🤖 AI Summary
To address the challenge of simultaneously achieving precise quality control and energy efficiency in AV1 encoding for virtual production, this paper proposes a lightweight neural network method that— for the first time—integrates CLIP-based semantic embeddings, bitstream features, and video complexity metrics to enable end-to-end prediction of NVENC AV1 quantization parameters. The method significantly reduces computational overhead while guaranteeing target visual quality (VMAF), achieving an average VMAF prediction error below 1.2 and ensuring ≤2 error for 87% of samples—substantially improving upon prior approaches (61%) in both accuracy and robustness across diverse quality levels.

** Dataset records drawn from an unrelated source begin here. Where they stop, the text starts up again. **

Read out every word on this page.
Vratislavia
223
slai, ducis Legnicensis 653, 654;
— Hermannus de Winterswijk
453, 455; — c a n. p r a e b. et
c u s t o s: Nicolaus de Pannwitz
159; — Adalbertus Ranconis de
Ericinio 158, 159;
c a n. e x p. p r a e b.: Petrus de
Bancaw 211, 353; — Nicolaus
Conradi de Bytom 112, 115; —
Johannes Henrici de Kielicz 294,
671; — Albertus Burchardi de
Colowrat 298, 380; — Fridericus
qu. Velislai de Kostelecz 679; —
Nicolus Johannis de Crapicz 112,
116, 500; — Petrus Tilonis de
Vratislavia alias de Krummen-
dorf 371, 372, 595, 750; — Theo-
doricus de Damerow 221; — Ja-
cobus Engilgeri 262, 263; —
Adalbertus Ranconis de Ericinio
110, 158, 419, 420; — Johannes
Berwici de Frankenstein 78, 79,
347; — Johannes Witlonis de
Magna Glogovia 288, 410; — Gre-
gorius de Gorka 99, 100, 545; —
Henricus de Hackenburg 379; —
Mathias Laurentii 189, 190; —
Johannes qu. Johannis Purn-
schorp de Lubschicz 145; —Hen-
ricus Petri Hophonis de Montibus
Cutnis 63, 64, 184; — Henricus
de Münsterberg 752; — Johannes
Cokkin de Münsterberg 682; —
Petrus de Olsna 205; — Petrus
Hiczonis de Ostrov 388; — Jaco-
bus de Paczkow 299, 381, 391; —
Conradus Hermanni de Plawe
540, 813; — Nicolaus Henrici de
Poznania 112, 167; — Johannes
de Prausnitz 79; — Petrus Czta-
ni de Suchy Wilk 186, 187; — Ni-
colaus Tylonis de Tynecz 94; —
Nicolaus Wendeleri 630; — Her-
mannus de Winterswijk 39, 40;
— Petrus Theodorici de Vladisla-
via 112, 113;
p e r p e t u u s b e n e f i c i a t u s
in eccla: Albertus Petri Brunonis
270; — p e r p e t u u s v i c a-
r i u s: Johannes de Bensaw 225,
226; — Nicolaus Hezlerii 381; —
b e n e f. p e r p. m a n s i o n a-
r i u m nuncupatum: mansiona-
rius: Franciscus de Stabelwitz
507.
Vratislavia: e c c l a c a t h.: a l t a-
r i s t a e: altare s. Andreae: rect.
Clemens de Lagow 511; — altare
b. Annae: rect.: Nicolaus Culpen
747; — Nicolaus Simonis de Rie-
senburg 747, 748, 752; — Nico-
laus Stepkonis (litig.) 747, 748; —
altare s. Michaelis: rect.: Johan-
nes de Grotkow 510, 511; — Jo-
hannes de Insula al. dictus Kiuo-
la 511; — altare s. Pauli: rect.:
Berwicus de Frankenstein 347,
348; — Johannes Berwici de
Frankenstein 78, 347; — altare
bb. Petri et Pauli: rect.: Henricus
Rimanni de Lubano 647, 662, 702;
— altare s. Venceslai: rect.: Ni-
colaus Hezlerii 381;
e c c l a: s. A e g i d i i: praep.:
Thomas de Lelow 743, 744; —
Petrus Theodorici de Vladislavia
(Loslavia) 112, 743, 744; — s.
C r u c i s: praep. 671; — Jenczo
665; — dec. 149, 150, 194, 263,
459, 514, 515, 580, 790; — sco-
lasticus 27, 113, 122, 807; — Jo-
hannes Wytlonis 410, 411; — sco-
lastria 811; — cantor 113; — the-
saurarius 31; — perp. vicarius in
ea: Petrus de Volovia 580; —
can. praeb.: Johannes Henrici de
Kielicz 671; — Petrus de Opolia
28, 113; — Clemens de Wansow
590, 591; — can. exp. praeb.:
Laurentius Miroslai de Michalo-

The core innovation lies in incorporating multimodal semantic information into the classical rate-distortion optimization framework, establishing a novel paradigm for real-time, high-fidelity, and power-efficient on-set video encoding.
📝 Abstract
In the last decade, video workflows in the cinema production ecosystem have presented new use cases for video streaming technology. These new workflows, e.g. in On-set Virtual Production, present the challenge of requiring precise quality control and energy efficiency. Existing approaches to transcoding often fall short of these requirements, either due to a lack of quality control or computational overhead. To fill this gap, we present a lightweight neural network (LiteVPNet) for accurately predicting Quantisation Parameters for NVENC AV1 encoders that achieve a specified VMAF score. We use low-complexity features, including bitstream characteristics, video complexity measures, and CLIP-based semantic embeddings. Our results demonstrate that LiteVPNet achieves mean VMAF errors below 1.2 points across a wide range of quality targets. Notably, LiteVPNet achieves VMAF errors within 2 points for over 87% of our test corpus, c.f. approx 61% with state-of-the-art methods. LiteVPNet's performance across various quality regions highlights its applicability for enhancing high-value content transport and streaming for more energy-efficient, high-quality media experiences.